We were still dawdling over breakfast when we heard sounds of movement out on deck, and presently Briggs, who had been instructed to reconnoitre from the pantry window, which commanded a view of the main-deck, sent word by one of the under-stewards that some of the mutineers were getting tackles up on the fore and main yard-arms, while others were employed in clearing out the longboat, which was stowed on the main hatch; and a few minutes later the cook came aft with the intelligence that he had received imperative orders to kill and roast a dozen fowls for the men to take ashore with them, and also to make up a good-sized parcel of cabin bread, butter, pots of jam, pickles, and a dozen bottles of rum, in order that they might not find themselves short of creature comforts during their absence from the ship. This seemed to point to the fact that they intended to undertake their projected excursion in the longboat instead of taking the two gigs—a much greater piece of luck than I had dared to hope for,—and also suggested an intention on their part to make a fairly long day of it. I did not hesitate to instruct Briggs to see to it that their supply of grog should on this occasion be a liberal one, for the longer they remained out of the ship, the more time we should have in which to make our preparation.

The weather was intensely hot, and the mutineers manifested no inclination to exert themselves unduly. It was consequently almost eleven o’clock in the forenoon ere the longboat was in the water alongside, and another quarter of an hour was spent over the making of the final preparations; but at length they tumbled down over the side, one after another, with a good deal of rough horseplay, and a considerable amount of wrangling, and pushed off.
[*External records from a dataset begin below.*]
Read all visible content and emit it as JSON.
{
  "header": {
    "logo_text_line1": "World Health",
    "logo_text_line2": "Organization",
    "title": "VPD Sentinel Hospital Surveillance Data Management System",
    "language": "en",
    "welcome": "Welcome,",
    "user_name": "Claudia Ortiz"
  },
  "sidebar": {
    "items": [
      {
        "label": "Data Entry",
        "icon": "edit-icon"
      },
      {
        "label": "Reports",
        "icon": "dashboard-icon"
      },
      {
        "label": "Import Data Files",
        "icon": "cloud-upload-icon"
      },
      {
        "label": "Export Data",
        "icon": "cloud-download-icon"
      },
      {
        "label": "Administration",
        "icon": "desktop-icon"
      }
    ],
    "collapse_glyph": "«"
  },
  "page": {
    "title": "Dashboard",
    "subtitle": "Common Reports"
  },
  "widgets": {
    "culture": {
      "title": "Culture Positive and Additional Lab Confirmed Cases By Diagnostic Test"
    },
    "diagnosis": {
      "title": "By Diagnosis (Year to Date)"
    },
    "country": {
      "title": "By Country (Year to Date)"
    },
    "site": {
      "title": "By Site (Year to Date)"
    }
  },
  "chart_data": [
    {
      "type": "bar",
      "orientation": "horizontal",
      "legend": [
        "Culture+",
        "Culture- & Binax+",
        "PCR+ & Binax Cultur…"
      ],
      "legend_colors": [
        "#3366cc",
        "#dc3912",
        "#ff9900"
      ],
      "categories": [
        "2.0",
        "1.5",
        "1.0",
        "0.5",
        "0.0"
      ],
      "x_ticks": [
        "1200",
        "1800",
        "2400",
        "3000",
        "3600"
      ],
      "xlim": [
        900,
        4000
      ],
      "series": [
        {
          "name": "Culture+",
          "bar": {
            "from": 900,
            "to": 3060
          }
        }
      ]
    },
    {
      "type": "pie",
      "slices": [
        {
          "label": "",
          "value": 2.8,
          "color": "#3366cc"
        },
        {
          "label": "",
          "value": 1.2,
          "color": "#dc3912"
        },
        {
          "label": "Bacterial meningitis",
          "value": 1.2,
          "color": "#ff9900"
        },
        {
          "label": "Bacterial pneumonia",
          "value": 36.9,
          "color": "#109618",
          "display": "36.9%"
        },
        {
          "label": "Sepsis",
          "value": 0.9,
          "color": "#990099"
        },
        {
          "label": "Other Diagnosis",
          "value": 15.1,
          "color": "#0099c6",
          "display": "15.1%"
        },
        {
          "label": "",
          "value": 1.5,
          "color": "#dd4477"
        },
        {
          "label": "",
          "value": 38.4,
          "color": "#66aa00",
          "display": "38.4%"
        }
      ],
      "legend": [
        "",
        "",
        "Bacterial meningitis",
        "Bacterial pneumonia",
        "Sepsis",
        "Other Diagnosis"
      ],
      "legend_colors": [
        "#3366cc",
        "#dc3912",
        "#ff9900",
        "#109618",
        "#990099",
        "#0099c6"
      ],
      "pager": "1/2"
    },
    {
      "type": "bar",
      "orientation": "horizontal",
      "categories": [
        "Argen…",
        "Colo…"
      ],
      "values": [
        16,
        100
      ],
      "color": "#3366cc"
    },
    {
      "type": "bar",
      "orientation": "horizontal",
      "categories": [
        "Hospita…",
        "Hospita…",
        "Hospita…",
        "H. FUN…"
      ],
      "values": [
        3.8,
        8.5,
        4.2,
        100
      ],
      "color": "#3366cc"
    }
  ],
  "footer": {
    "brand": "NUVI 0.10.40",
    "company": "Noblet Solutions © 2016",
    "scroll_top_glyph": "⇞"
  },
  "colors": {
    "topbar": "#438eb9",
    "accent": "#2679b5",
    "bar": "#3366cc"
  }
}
The general and three or four of the other passengers were on the poop, smoking under the awning—which they had been obliged to spread for themselves,—and observing the movements of the men under the cover of a pretence of reading; and when the longboat had disappeared the general came down to apprise me of that fact, and also of another, namely, that the steerage passengers Hales and Cruickshank, and two seamen, armed to the teeth with pistols and cutlasses—the latter at least, in all probability, taken from my men—had been left behind for the obvious purpose of taking care of the ship and keeping us in order during the absence of the others.